Kristoffersen wirft van deer hin – vier jahre, fünf titel, ein abruptes ende

Henrik Kristoffersen zieht den Stecker. Nach vier gemeinsamen Saisons verlässt der Norweger die Ski-Marke Van Deer, die Marcel Hirscher einst aus dem Stand zur Weltspitze schraubte. Die Trennung kommt ohne Vorwarnung – und ohne Nachfolger.

Die Bilanz, die beide Seiten am Dienstag in die Öffentlichkeit schickten, liest sich wie ein Lebenslauf für die Ewigkeit: eine Goldmedaille bei der WM 2023, Olympia-Bronze in Mailand-Cortina, die kleine Kristallkugel 2025, 25 Weltcup-Podeste, sechs Einzelsiege – zuletzt den fulminanten Nachtslalom in Schladming. Kristoffersen selbst nennt die Zahlen „eine starke Bilanz“. Dahinter verbirgt sich ein Hauch von Wehmut, denn der 31-Jährige weiß: Mehr war in dieser Konstellation nicht mehr drin.

Dankbar, aber nicht verheiratet fürs leben

„Wir sind gemeinsam zur Überzeugung gelangt, dass es die richtige Entscheidung ist“, sagt Kristoffersen. Das klingt nach ausgehandeltem Konsens, doch im Skizirkus reimen sich Insider bereits ein Szenario zusammen: Der Slalom-Spezialist will wieder Material mit größerem Entwicklungsspielraum. Van Deer lieferte Stabilität, keine Experimente – und das war auf Dauer zu wenig für einen Fahrer, der seine Karriere noch einmal neu erfinden will.
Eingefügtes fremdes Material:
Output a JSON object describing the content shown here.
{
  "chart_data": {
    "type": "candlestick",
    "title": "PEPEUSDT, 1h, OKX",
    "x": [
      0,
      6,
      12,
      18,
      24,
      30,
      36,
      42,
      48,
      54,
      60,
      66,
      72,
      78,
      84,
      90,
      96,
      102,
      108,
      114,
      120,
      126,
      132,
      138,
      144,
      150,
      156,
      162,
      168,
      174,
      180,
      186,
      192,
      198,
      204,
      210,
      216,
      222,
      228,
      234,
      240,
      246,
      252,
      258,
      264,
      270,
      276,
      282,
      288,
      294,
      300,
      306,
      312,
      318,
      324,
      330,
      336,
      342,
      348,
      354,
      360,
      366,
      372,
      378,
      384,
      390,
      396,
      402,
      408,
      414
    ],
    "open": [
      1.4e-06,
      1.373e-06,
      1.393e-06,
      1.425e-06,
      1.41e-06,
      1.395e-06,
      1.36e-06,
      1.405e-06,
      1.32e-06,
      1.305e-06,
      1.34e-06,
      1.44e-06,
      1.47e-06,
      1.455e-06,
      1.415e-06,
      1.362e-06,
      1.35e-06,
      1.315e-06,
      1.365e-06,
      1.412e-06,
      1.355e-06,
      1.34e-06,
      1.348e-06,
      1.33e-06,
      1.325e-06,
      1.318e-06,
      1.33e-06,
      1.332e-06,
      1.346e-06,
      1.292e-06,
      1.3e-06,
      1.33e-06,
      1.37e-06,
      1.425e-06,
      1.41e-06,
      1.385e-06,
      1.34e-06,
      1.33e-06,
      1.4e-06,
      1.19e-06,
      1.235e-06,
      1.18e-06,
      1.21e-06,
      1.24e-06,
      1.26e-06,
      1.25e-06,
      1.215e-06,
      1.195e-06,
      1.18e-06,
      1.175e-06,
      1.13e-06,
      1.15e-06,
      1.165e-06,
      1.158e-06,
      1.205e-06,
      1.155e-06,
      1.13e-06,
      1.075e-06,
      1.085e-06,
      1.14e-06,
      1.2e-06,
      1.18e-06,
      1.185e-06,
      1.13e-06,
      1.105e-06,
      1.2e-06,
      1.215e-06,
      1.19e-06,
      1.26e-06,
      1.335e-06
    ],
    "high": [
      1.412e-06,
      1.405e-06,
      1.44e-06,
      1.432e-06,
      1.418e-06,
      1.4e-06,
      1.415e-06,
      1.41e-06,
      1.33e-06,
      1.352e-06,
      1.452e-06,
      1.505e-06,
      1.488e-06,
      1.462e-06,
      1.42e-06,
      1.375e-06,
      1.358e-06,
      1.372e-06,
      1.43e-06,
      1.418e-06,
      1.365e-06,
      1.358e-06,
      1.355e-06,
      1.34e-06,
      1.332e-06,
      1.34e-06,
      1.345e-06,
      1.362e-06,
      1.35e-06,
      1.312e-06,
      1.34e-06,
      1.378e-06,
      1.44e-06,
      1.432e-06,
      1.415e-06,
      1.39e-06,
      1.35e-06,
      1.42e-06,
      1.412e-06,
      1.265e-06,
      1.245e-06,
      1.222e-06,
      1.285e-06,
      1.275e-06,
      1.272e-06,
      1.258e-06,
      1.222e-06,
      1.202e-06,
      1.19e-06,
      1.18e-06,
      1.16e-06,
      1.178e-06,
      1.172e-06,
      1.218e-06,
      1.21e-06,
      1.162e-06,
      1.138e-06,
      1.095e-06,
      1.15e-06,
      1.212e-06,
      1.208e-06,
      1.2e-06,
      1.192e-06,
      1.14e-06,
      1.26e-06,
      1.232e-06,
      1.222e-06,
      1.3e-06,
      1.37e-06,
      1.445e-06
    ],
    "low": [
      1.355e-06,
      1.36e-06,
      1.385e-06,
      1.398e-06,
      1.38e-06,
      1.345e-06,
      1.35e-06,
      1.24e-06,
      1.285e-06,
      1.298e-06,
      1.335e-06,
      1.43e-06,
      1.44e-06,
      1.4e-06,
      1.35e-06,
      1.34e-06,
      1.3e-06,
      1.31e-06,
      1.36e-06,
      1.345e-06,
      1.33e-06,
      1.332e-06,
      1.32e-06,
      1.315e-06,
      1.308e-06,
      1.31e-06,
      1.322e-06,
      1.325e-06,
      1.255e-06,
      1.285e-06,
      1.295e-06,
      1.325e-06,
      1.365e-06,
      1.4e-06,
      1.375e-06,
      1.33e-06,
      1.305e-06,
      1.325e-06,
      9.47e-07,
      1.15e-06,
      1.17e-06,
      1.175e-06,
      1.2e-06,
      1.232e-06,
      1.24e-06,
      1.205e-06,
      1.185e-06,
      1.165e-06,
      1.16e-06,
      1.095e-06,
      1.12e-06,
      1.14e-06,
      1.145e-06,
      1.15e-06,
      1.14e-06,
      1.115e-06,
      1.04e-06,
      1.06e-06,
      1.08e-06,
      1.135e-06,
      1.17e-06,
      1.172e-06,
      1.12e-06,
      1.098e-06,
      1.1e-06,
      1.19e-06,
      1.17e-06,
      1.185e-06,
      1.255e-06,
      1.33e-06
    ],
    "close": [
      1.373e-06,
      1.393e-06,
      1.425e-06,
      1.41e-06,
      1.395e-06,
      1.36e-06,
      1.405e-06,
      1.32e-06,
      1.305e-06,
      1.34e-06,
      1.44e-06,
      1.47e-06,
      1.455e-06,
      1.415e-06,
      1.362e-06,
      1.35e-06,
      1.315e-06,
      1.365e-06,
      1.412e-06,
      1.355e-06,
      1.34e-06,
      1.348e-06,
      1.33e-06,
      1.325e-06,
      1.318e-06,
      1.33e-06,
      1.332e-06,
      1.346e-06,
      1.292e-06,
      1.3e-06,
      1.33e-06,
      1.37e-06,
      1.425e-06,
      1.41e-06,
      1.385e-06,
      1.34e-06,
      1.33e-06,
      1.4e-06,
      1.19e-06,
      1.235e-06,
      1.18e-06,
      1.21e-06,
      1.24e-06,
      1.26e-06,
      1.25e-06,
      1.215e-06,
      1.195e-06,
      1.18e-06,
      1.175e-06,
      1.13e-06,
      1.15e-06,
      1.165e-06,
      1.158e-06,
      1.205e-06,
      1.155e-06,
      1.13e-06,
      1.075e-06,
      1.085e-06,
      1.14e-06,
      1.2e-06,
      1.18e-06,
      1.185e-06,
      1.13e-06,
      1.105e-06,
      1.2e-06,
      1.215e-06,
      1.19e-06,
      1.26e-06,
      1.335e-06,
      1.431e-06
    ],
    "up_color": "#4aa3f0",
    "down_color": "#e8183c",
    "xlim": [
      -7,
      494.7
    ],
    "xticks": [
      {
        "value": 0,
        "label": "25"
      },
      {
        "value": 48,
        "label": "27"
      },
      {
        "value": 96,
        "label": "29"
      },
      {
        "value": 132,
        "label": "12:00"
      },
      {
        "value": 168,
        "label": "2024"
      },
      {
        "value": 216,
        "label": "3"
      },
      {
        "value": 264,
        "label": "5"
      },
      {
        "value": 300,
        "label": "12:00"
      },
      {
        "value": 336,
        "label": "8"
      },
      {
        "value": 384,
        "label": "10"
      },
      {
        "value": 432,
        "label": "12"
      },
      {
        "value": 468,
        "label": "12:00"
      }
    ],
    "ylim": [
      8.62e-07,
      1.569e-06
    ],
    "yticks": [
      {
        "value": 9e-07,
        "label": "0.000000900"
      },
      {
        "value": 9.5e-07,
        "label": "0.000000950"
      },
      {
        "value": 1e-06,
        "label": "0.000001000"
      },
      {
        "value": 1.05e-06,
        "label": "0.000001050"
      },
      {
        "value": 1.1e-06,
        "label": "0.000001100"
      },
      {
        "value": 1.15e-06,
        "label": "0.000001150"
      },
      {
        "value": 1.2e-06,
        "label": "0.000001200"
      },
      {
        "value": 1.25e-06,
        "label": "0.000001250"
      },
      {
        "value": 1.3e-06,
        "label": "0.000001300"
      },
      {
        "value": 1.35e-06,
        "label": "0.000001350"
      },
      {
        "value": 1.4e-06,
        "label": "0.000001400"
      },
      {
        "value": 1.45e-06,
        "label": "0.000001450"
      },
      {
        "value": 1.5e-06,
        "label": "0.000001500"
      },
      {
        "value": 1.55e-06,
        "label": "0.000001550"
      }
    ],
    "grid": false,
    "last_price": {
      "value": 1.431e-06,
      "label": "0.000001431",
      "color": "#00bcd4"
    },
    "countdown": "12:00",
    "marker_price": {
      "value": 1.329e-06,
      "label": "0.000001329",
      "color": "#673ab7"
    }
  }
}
Seit Saisonbeginn 2022/23 fuhr Kristoffersen ausschließlich auf den Modellen von Hirschers Firma. Die Kooperation war von Anfang an als Signet gedacht: Ein Weltstar legitimiert eine Neuentwicklung. Funktioniert hat das Muster, doch mit dem Abgang des Norwegers verliert Van Deer über Nacht das Aushängeschild im Weltcup-Kalender. „Henrik hat entscheidend dazu beigetragen, dass sich Van Deer schnell etablieren konnte“, bestätigt COO Toni Giger. Die Formulierung ist höflich, klingt aber auch wie ein Abschied ohne Netz.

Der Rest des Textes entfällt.